Potential for Reform
High drug prices are a perennial issue in US politics, and two proposals appear most promising in preventing further abuses of the patent system. The first approach is to limit the number of patents that can be cited in an infringement lawsuit. This would reduce the deterrent value of patent thickets by limiting the complexity of infringement actions (therefore defendants’ costs) and reducing plaintiffs’ likelihood of succeeding. The Affordable Prescriptions For Americans Act would implement this strategy, and on April 10 it was placed on the Senate’s legislative calendar. However, some analysts say the bill’s exemptions and waivers could make it largely ineffective.
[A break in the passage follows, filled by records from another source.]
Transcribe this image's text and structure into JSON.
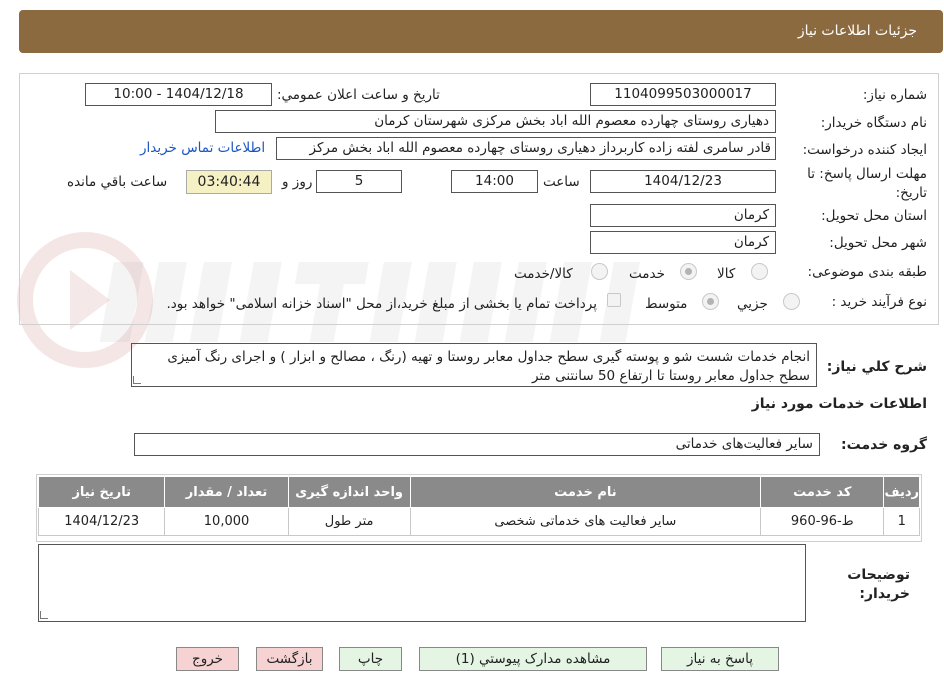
{
  "header": {
    "title": "جزئیات اطلاعات نیاز"
  },
  "fields": {
    "need_number_label": "شماره نیاز:",
    "need_number": "1104099503000017",
    "announce_label": "تاریخ و ساعت اعلان عمومي:",
    "announce_value": "1404/12/18 - 10:00",
    "buyer_org_label": "نام دستگاه خريدار:",
    "buyer_org": "دهیاری روستای چهارده معصوم الله اباد بخش مرکزی شهرستان کرمان",
    "creator_label": "ايجاد کننده درخواست:",
    "creator": "قادر سامری لفته زاده کاربرداز دهیاری روستای چهارده معصوم الله اباد بخش مرکز",
    "contact_link": "اطلاعات تماس خريدار",
    "deadline_label_1": "مهلت ارسال پاسخ: تا",
    "deadline_label_2": "تاريخ:",
    "deadline_date": "1404/12/23",
    "time_label": "ساعت",
    "deadline_time": "14:00",
    "days": "5",
    "days_label": "روز و",
    "remaining_time": "03:40:44",
    "remaining_label": "ساعت باقي مانده",
    "province_label": "استان محل تحويل:",
    "province": "کرمان",
    "city_label": "شهر محل تحويل:",
    "city": "کرمان",
    "category_label": "طبقه بندی موضوعی:",
    "category_options": [
      "کالا",
      "خدمت",
      "کالا/خدمت"
    ],
    "category_selected": "خدمت",
    "process_label": "نوع فرآيند خريد :",
    "process_options": [
      "جزيي",
      "متوسط"
    ],
    "process_selected": "متوسط",
    "payment_note": "پرداخت تمام يا بخشی از مبلغ خريد،از محل \"اسناد خزانه اسلامی\" خواهد بود."
  },
  "description": {
    "label": "شرح کلي نياز:",
    "text": "انجام خدمات شست شو و پوسته گیری سطح جداول معابر روستا  و تهیه (رنگ ، مصالح و ابزار )  و اجرای رنگ آمیزی سطح جداول معابر روستا تا ارتفاع 50 سانتنی متر"
  },
  "services": {
    "section_title": "اطلاعات خدمات مورد نياز",
    "group_label": "گروه خدمت:",
    "group_value": "ساير فعاليت‌های خدماتی",
    "columns": [
      "رديف",
      "کد خدمت",
      "نام خدمت",
      "واحد اندازه گيری",
      "تعداد / مقدار",
      "تاريخ نياز"
    ],
    "rows": [
      [
        "1",
        "ط-96-960",
        "سایر فعالیت های خدماتی شخصی",
        "متر طول",
        "10,000",
        "1404/12/23"
      ]
    ]
  },
  "notes": {
    "label_1": "توضيحات",
    "label_2": "خريدار:"
  },
  "buttons": {
    "reply": "پاسخ به نياز",
    "attachments": "مشاهده مدارک پيوستي (1)",
    "print": "چاپ",
    "back": "بازگشت",
    "exit": "خروج"
  },
  "colors": {
    "header": "#8b6a3f",
    "table_header": "#8a8a8a",
    "time_box": "#f5f1c4",
    "exit_button": "#f7d2d2",
    "normal_button": "#e4f5e4"
  }
}
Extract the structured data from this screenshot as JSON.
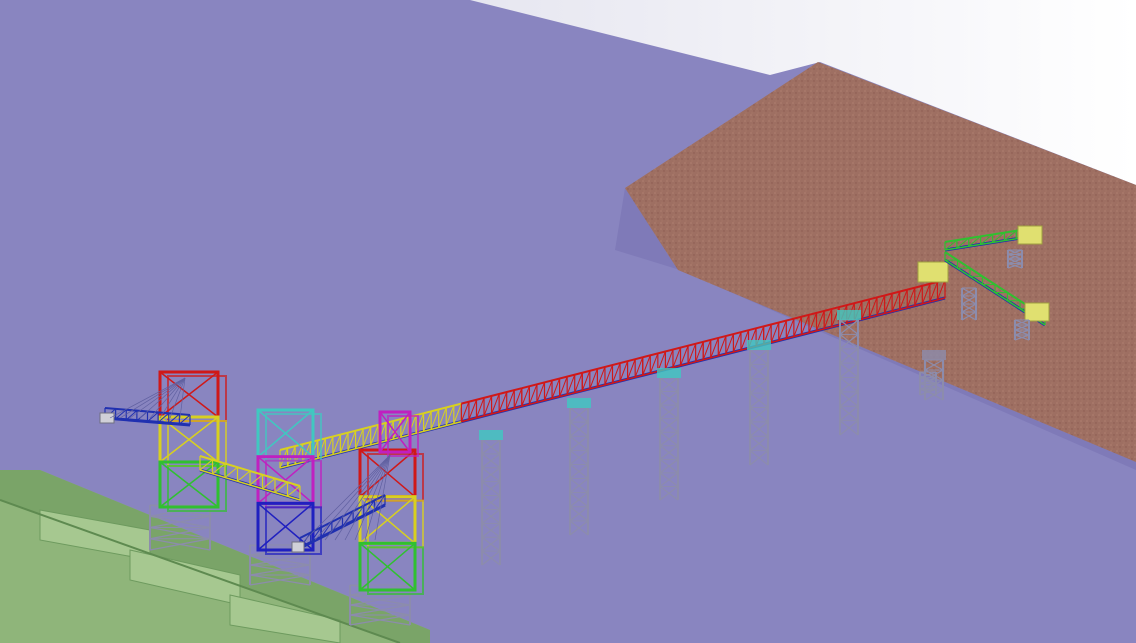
{
  "scene": {
    "description_name": "conveyor-barge-loading-3d-model",
    "colors": {
      "water": "#8985c0",
      "water_light": "#9592c9",
      "sky": "#f4f4f8",
      "bank_top": "#9e6f62",
      "bank_side": "#8f5f55",
      "wharf": "#8fb57a",
      "wharf_dark": "#6d9a5e",
      "truss_red": "#d01818",
      "truss_yellow": "#d8d020",
      "truss_cyan": "#40c8c0",
      "truss_green": "#30c030",
      "truss_magenta": "#c020c0",
      "truss_blue": "#2020c0",
      "pier_gray": "#8c8cac",
      "belt_blue": "#2030b0",
      "hopper": "#e0e070"
    }
  }
}
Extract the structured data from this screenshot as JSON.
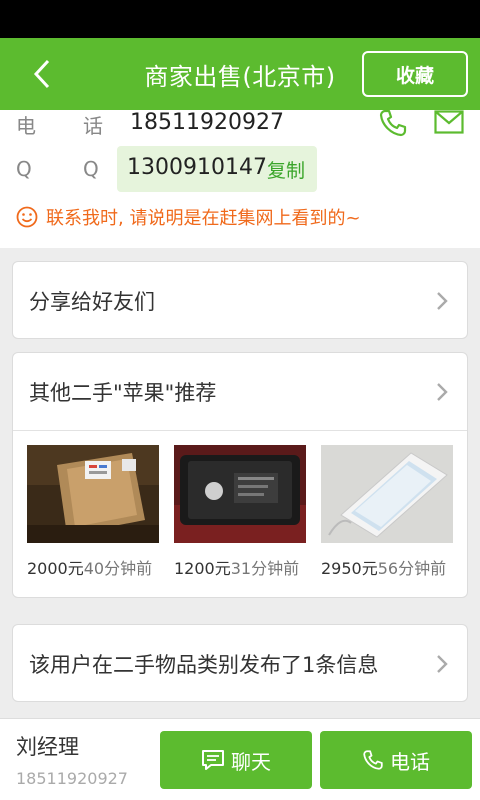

A second option is to crack down on petitions that delay the approval of generic drug versions by using the filer’s patent thickets. The “Stop STALLING Act,” would enable the Federal Trade Commission (“FTC”) to sue filers if it deems a petition “objectively baseless” and intended to “interfere with the business of a competitor.” However, the requirement of government intervention creates greater administrative costs and potential inconsistencies in enforcement. On April 10 the Stop STALLING Act was also placed on the Senate’s legislative calendar. While both bills have potential and bipartisan sponsorship, they have failed to garner sufficient support in their past iterations. Last year the Affordable Prescriptions for Patients Act passed the Senate unanimously but was never scheduled for a vote in the House of Representatives; the Stop STALLING Act never received a vote in the Senate whatsoever. Hopefully, the resounding success of GLP-1 drugs despite their exorbitant pricing will trigger public interest broad enough to provoke Congressional action.